Der Berufung der Klägerin, in der sie sich erstmals auf § 10 KSchG stützt, gab das Berufungsgericht nicht Folge. Diese Bestimmung derogiere hinsichtlich des Vollmachtsumfangs nicht den §§ 43 ff VersVG. Dass der Außendienstmitarbeiter der Beklagten mit weitergehenden, über § 43 VersVG hinausgehenden Vollmachten ausgestattet gewesen wäre, sei nicht festgestellt worden. Die Erhebung von auf das Versicherungsbedürfnis der Klägerin abgestimmten Wünschen liege im Rahmen einer bloß passiv eingeräumten Vertretungsmacht. Der von der Klägerin gewünschten ergänzenden Feststellungen bedürfe es nicht, weil der Außendienstmitarbeiter der Beklagten keine Abschlussvollmacht besessen habe und zum Vorliegen einer Anscheins- oder Duldungsvollmacht kein Vorbringen erstattet worden sei.
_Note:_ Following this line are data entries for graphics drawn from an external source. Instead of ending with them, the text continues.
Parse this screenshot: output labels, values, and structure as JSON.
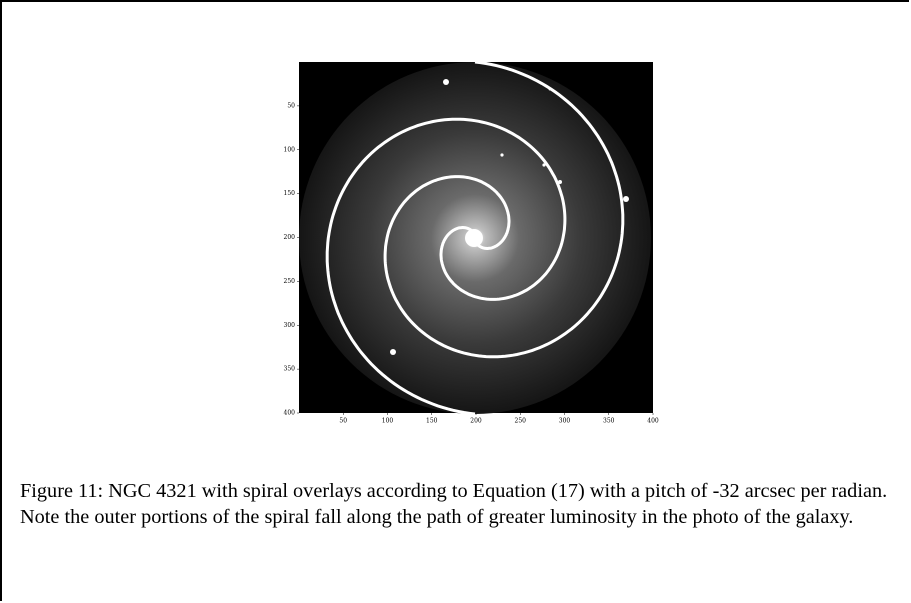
{
  "figure": {
    "xlim": [
      0,
      400
    ],
    "ylim": [
      0,
      400
    ],
    "xticks": [
      50,
      100,
      150,
      200,
      250,
      300,
      350,
      400
    ],
    "yticks": [
      50,
      100,
      150,
      200,
      250,
      300,
      350,
      400
    ],
    "caption": "Figure 11: NGC 4321 with spiral overlays according to Equation (17) with a pitch of -32 arcsec per radian. Note the outer portions of the spiral fall along the path of greater luminosity in the photo of the galaxy."
  }
}
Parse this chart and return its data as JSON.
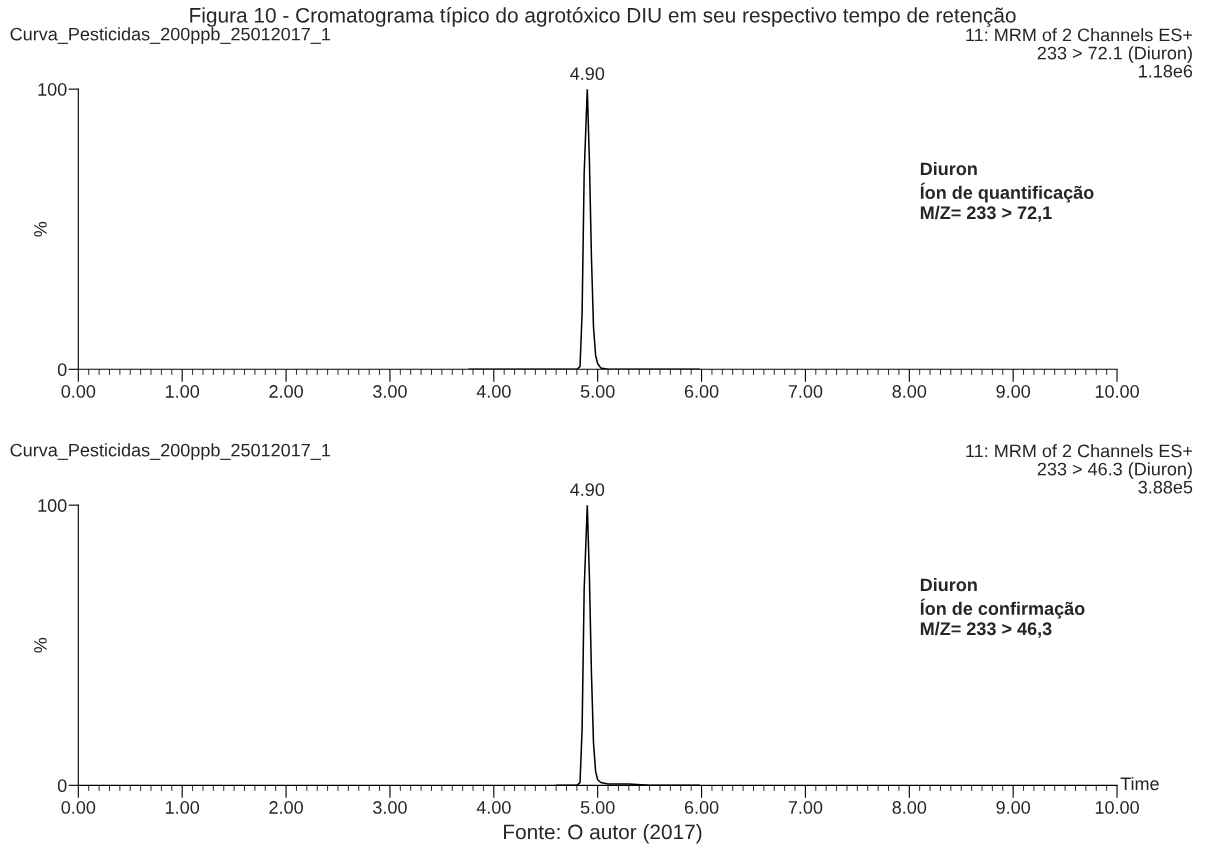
{
  "chart_data": [
    {
      "type": "line",
      "title": "Figura 10 - Cromatograma típico do agrotóxico DIU em seu respectivo tempo de retenção",
      "subtitle": "Curva_Pesticidas_200ppb_25012017_1",
      "ylabel": "%",
      "annotations": [
        "11: MRM of 2 Channels ES+\n233 > 72.1 (Diuron)\n1.18e6",
        "Diuron\nÍon de quantificação\nM/Z= 233 > 72,1",
        {
          "text": "4.90",
          "x": 4.9,
          "y": 100
        }
      ],
      "series": [
        {
          "color": "#000000",
          "x": [
            3.76,
            4.5,
            4.8,
            4.83,
            4.85,
            4.87,
            4.9,
            4.92,
            4.94,
            4.96,
            4.98,
            5.0,
            5.03,
            5.1,
            5.5,
            5.98
          ],
          "values": [
            0,
            0,
            0,
            1,
            20,
            70,
            100,
            75,
            40,
            15,
            5,
            2,
            0.5,
            0,
            0,
            0
          ]
        }
      ],
      "xlim": [
        0,
        10
      ],
      "ylim": [
        0,
        100
      ],
      "xticks": [
        {
          "value": 0,
          "label": "0.00"
        },
        {
          "value": 1,
          "label": "1.00"
        },
        {
          "value": 2,
          "label": "2.00"
        },
        {
          "value": 3,
          "label": "3.00"
        },
        {
          "value": 4,
          "label": "4.00"
        },
        {
          "value": 5,
          "label": "5.00"
        },
        {
          "value": 6,
          "label": "6.00"
        },
        {
          "value": 7,
          "label": "7.00"
        },
        {
          "value": 8,
          "label": "8.00"
        },
        {
          "value": 9,
          "label": "9.00"
        },
        {
          "value": 10,
          "label": "10.00"
        }
      ],
      "yticks": [
        0,
        100
      ],
      "grid": false,
      "legend": false,
      "marker": "none",
      "line_style": "solid"
    },
    {
      "type": "line",
      "subtitle": "Curva_Pesticidas_200ppb_25012017_1",
      "ylabel": "%",
      "xlabel": "Time",
      "annotations": [
        "11: MRM of 2 Channels ES+\n233 > 46.3 (Diuron)\n3.88e5",
        "Diuron\nÍon de confirmação\nM/Z= 233 > 46,3",
        {
          "text": "4.90",
          "x": 4.9,
          "y": 100
        },
        "Fonte: O autor (2017)"
      ],
      "series": [
        {
          "color": "#000000",
          "x": [
            4.6,
            4.8,
            4.83,
            4.85,
            4.87,
            4.9,
            4.92,
            4.94,
            4.96,
            4.98,
            5.0,
            5.03,
            5.1,
            5.3,
            5.5,
            5.98
          ],
          "values": [
            0,
            0,
            1,
            20,
            70,
            100,
            75,
            40,
            15,
            5,
            2,
            1,
            0.5,
            0.5,
            0,
            0
          ]
        }
      ],
      "xlim": [
        0,
        10
      ],
      "ylim": [
        0,
        100
      ],
      "xticks": [
        {
          "value": 0,
          "label": "0.00"
        },
        {
          "value": 1,
          "label": "1.00"
        },
        {
          "value": 2,
          "label": "2.00"
        },
        {
          "value": 3,
          "label": "3.00"
        },
        {
          "value": 4,
          "label": "4.00"
        },
        {
          "value": 5,
          "label": "5.00"
        },
        {
          "value": 6,
          "label": "6.00"
        },
        {
          "value": 7,
          "label": "7.00"
        },
        {
          "value": 8,
          "label": "8.00"
        },
        {
          "value": 9,
          "label": "9.00"
        },
        {
          "value": 10,
          "label": "10.00"
        }
      ],
      "yticks": [
        0,
        100
      ],
      "grid": false,
      "legend": false,
      "marker": "none",
      "line_style": "solid"
    }
  ]
}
Die ursprünglich nicht zugelassene Revision wurde auf Antrag der Klägerin nach § 508 Abs 1 ZPO doch für zulässig erklärt, weil der Oberste Gerichtshof zur Frage, ob § 10 KSchG zum Vollmachtsumfang den §§ 43 ff VersVG derogiere, noch keine Stellung bezogen habe.
Dagegen richtet sich die Revision der Klägerin , die einen Aufhebungsantrag enthält. Die von der Beklagten erstattete Revisionsbeantwortung strebt primär deren Zurückweisung an.
Rechtliche Beurteilung
Entgegen dem - den Obersten Gerichtshof nach § 508a Abs 1 ZPO nicht bindenden - Ausspruch des Berufungsgerichts ist die ordentliche Revision mangels Vorliegens einer erheblichen Rechtsfrage nicht zulässig.
1. § 10 Abs 1 KSchG regelt den Umfang einer von einem Unternehmer erteilten Vollmacht im Verkehr mit Verbrauchern. Ausdrücklich bleiben aber „besondere gesetzliche Regelungen über den Umfang der Vollmacht" davon unberührt. Diese klare gesetzliche Regelung wird nach herrschender Ansicht dahin verstanden, dass im Fall sonstiger gesetzlicher Vollmachtsumschreibungen - wie etwa der §§ 43 ff VersVG - § 10 Abs 1 KSchG unanwendbar ist (Kathrein in KBB² § 10 KSchG Rz 3; Eccher in Fenyves/Kerschner/Vonkilch§ 10 KSchG;Apathy in Schwimann³ § 10 KSchG Rz 2; Krejci in Rummel³ § 10 KSchG Rz 16). Insofern steht daher keine erhebliche Rechtsfrage zur Lösung an.
2. Auch gegenüber Verbrauchern richtet sich daher der gesetzlich vermutete Vollmachtungsumfang von Versicherungsagenten nach §§ 43 ff VersVG. Als solche definiert § 43 Abs 1 VersVG, wer von einem Versicherer ständig damit betraut ist, für diesen Versicherungsverträge zu vermitteln oder zu schließen. Hier steht fest, dass der Außendienstmitarbeiter der Beklagten von ihr (nur) mit der Vermittlung von Versicherungen betraut war, es handelte sich also um einen Vermittlungsagenten. Einem solchen kommt nach § 43 Abs 2 Z 1 und 2 VersVG Empfangsvollmacht für diverse Anträge und Anzeigen, gemäß § 43 Abs 2 Z 3 VersVG die Ermächtigung zur Aushändigung des Versicherungsscheins und unter Umständen Inkassovollmacht (§ 43 Abs 2 Z 4 VersVG) zu. Er kann aber keine Erklärungen im Namen des Versicherers abgeben (Schauer, Versicherungsvertragsrecht³, 99 mwN; vgl RIS-Justiz RS0080361). Wie schon das Erstgericht zutreffend erkannt hat, konnte der Außendienstmitarbeiter der Klägerin deshalb ein für die Beklagte wirksames Anbot auf Abschluss eines Versicherungsvertrags gar nicht abgeben.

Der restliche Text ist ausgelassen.